- Interprète(s) : DANIEL MESGUICH, STERREN GUIRRIEC, ALEXIS CONSOLATO
- Chorégraphie : Caroline Marcadet
- Lumières : Gaylord Janvier
- Décors : Camille Ansquer
- Diffusion : Pierre-Jean Robin
Crèverons nous jamais l’abcès de nos délires ? Y a t-il un bout du monde ? Comment ces infatigables rêveurs, ceux qu’on désigne poètes, généralement, qui arpentent de long en large des rues toujours versatiles sous leurs regards, peuvent-ils s’accommoder de la bêtise, la vulgarité qui s’échappent trop souvent du trou du cul du monde, cet antique ustensile, la télévision ?
Olivier ROLIN a imaginé la rencontre entre un voyageur du bout du monde avec une jeune femme, isolée, serveuse dans un bar qui n’a de qualité de bar que le décor, mais il s’agit tout de même d’un lieu public comme la rue.

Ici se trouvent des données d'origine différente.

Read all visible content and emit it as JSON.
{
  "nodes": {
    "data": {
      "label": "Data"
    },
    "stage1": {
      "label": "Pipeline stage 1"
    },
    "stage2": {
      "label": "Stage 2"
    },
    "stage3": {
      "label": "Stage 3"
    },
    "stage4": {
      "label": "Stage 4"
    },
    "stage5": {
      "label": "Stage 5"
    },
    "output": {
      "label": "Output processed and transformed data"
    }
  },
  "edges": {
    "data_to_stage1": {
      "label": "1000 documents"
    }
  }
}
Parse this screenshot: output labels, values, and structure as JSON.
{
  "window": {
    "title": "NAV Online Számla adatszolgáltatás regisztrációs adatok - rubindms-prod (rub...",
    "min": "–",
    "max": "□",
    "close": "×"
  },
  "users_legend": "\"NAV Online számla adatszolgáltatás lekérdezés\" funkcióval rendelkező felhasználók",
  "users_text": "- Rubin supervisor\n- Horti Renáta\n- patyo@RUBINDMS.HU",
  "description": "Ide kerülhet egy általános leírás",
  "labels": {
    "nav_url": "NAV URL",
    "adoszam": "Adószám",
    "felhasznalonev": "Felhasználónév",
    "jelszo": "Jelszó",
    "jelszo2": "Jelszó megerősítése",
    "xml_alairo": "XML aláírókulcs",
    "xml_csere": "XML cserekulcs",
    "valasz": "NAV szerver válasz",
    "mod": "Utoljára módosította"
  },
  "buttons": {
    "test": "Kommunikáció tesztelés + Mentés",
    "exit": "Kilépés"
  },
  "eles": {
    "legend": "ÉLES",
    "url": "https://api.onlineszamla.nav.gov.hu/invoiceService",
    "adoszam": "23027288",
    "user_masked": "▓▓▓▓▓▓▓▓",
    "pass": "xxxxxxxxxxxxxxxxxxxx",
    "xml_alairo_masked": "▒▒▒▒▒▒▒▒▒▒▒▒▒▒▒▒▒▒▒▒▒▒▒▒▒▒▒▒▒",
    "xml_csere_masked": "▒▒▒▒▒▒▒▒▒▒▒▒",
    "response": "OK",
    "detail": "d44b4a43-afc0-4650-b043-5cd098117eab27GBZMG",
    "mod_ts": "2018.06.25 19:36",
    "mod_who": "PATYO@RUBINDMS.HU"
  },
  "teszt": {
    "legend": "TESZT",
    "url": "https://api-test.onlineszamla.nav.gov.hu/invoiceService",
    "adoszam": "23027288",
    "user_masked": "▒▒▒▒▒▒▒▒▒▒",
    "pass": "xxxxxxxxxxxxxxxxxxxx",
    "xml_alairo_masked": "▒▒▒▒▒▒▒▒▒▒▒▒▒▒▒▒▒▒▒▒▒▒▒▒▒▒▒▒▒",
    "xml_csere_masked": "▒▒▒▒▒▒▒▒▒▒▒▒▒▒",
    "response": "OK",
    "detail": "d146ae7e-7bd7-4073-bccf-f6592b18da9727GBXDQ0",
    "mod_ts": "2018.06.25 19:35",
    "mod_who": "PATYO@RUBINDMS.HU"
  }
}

Le voyageur énigmatique dont le rôle sied comme un gant à Daniel MESGUICH, est une douce incarnation d’un Socrate poète qui déroule tant et si bien sa maïeutique qu’il permet à la jeune femme – interprétée par Sterenn GUIRRIEC, très émouvante -, les pieds sur terre, d’exprimer son paysage intérieur, lequel n’a rien à voir avec son environnement grossier incarné par la télévision . Cette dernière en somme n’existe que pour combler le vide qui l’entoure.
Elle est tout de même réjouissante cette télé interprétée avec une drôlerie jubilatoire par Alexis CONSOLATO, elle fait penser à un animal domestique, un perroquet qui se pavane croyant que ses paroles sonnantes et trébuchantes ont valeur d’or télévisuel.
L’auteur semble n’avoir qu’une idée en tête, laisser divaguer ses personnages dont l’union créera la force, celle de l’imagination contre le pouvoir occulte et intrusif du ridicule et archaïque perroquet.
Il s’agit vraisemblablement d’une fable, d’une rêverie. Bien sûr nous avons du mal à imaginer le créateur du sourire de la Joconde laisser tomber sur son chevalet les déjections d’un perroquet fût-il télévisuel.
La voyageur et la serveuse empruntent le chemin d’un ailleurs qui n’a plus tout à fait la côte. En vérité, si la télévision pense pour nous, qu’avons nous besoin de nous pencher dans notre abîme intérieur pour y découvrir quoi, des couleuvres, des tristesses, quelques beautés certes mais pour quoi faire !
Le voyageur et la serveuse du bout de leurs branches respectives, découvrent qu’ils touchent le même ciel et que c’est un même rêve qui les aimante, un profond désir de liberté.
Quand la solitude devient forêt celle où tous les arbres se dévisagent, ont quelque chose à se dire, l’œil fouineur du voyageur devient metteur en scène pour jeter le trouble, seulement dire aux spectateurs « Je vous offre un rêve ».
Ce rêve qui glisse entre les paupières nous touche comme deux petites feuilles balancées par le vent, qui l’espace d’un instant, suspendues au soleil, nous font signe.